The Reserve Bank of India (RBI) issued new criteria for credit and debit card issuance via a notification on April 21, 2022. These include new restrictions addressing credit card cancellation, billing, and so forth.
“Every Scheduled Bank (with the exception of Payments Banks, State Co-operative Banks, and District Central Cooperative Banks) and all Non-Banking Financial Companies (NBFCs) operating in India are subject to the credit card-related provisions of the RBI (Credit Card and Debit Card – Issuance and Conduct) Directions, 2022,” stated the RBI notification.
From July 1, 2022, these regulations will come into force.
No delay in credit card billing statement
According to the RBI master guidance, card issuers must make sure that bills/statements are provided quickly through email and that customers have enough time to pay—at least one fortnight—before interest is levied.
The RBI said, “In order to avoid repeated complaints about late invoicing, the card issuer may propose issuing bills and account statements via internet/mobile banking with the cardholder’s informed authorization. Card issuers must implement a system to ensure that the cardholder receives the billing statement.”

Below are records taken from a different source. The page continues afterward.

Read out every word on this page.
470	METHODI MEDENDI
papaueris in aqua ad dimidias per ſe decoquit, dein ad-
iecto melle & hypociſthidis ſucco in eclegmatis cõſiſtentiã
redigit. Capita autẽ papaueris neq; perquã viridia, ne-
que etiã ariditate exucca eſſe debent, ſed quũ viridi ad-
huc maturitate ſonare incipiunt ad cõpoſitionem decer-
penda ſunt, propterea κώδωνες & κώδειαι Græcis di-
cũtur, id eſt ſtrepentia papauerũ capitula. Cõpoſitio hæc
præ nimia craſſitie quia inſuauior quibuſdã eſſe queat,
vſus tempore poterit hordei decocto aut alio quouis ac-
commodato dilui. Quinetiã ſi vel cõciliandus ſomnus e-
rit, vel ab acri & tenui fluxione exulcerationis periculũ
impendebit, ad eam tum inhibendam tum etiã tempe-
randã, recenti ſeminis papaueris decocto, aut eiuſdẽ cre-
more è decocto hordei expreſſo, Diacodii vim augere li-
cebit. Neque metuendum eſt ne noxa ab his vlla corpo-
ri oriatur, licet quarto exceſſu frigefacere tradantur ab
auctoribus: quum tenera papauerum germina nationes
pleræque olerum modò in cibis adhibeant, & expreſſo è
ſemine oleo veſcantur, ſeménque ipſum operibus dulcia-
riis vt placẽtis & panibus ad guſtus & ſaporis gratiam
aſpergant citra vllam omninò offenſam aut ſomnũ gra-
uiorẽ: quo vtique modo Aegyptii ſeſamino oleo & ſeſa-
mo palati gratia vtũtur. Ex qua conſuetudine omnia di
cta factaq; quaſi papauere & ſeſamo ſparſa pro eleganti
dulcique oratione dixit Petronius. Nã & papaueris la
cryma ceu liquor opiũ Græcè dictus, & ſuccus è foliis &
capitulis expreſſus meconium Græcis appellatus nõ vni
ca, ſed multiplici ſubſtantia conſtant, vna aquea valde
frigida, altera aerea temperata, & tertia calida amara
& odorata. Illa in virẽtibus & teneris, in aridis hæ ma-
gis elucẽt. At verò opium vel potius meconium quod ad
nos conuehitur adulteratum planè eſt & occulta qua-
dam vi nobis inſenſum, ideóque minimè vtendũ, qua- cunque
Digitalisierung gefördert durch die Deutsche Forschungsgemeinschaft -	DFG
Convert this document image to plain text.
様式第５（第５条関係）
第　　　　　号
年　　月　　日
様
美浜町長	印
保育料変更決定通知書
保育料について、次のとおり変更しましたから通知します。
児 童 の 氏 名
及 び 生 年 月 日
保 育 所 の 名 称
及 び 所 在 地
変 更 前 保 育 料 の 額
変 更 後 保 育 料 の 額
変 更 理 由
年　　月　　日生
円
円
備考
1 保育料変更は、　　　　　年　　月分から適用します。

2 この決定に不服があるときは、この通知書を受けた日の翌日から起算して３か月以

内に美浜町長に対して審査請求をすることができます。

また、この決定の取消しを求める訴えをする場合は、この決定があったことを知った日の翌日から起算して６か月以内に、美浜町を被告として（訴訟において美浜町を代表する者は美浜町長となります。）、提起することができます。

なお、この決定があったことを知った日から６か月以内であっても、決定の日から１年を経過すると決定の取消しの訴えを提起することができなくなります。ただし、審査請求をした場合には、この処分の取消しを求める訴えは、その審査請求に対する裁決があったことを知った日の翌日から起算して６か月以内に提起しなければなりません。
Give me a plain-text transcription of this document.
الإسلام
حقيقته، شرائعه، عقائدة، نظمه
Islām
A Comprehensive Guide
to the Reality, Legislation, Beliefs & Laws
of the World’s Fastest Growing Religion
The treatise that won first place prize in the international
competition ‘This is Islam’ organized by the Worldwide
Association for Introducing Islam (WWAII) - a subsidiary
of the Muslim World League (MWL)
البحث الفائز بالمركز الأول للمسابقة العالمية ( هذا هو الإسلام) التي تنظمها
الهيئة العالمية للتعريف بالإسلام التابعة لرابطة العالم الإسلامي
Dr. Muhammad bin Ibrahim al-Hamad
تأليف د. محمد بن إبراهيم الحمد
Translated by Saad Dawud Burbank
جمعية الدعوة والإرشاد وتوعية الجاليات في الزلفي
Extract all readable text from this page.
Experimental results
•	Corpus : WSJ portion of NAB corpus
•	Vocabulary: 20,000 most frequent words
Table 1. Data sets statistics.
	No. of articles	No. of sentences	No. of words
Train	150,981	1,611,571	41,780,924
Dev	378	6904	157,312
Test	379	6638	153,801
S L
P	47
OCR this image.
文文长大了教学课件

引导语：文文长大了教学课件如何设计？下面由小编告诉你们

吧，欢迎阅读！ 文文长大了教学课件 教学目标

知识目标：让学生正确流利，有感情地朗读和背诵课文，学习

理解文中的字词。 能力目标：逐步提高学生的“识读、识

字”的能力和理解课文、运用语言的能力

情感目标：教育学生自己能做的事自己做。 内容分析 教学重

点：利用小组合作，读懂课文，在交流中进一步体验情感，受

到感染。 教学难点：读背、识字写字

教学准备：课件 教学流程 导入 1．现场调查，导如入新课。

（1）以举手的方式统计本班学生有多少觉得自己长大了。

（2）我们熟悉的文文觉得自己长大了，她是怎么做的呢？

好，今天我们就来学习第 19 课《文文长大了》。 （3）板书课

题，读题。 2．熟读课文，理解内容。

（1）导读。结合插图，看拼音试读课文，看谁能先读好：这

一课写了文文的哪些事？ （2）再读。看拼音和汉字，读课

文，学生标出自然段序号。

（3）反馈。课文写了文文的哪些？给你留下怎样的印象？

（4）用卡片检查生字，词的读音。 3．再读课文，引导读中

Response 30 days of filing a complaint
Within 30 days of the date of the complaint, the card issuer must respond to a cardholder who disputes a charge with an explanation and, if necessary, documentary support.
Option to choose credit card billing cycle
The issuers of all credit cards do not adhere to a standard billing cycle. Cardholders will have a one-time option to customise the credit card’s billing cycle in order to allow flexibility in this area.
Refund amount will be adjusted to reflect the amount owed
Before the payment due date, any credit amount resulting from refunds, unsuccessful, reversed, or similar transactions for which the cardholder has not made payment will be adjusted to the “payment due” and communicated to the cardholder.
Credit card closure rules
The customer must be immediately notified of the closure via email, SMS, etc. by the bank in order for it to honour requests to close a credit card. Customers must be provided various options, such as a helpline, dedicated email address, Interactive Voice Response (IVR), a link that is clearly accessible on the website, internet banking, a mobile application, or any other method, to close their cards; they cannot insist on a certain route.
“Failure on the part of the card-issuers to complete the process of closure within seven working days shall result in a penalty of Rs 500 per day of delay payable to the customer, till the closure of the account provided there is no outstanding in the account,’ stated the RBI.
Card cancellation within seven days
The credit card issuer is mandated by the master directive to comply with any request to cancel a credit card within seven business days, provided that the cardholder has paid all outstanding balances.
It should be noted that if a bank or NBFC doesn’t cancel an account within seven working days, there would be a penalty of Rs. 500 each day until the account is closed, presuming there are no unpaid balances.
According to the master direction, “The card-issuer shall not insist on sending a closure request through post or any other means which may result in the delay of receipt of the request. Failure on the part of the card-issuers to complete the process of closure within seven working days shall result in a penalty of Rs 500 per day of delay payable to the customer, till the closure of the account provided there is no outstanding in the account”
Credit closure if unused
If a credit card is not used for more than a year, the bank may close it.
A credit card holder will be informed and the process to cancel the card will be started if it hasn’t been used for more than a year. The card issuer will deactivate the card account if the cardholder doesn’t react within 30 days, provided that the cardholder has paid any outstanding balances.
Credit balance available to be transferred to bank account
After the account is cancelled, any credit balance that remains in the cardholders’ accounts will be transferred to their bank account. Card issuers must get access to the cardholder’s bank account information if they don’t already have it.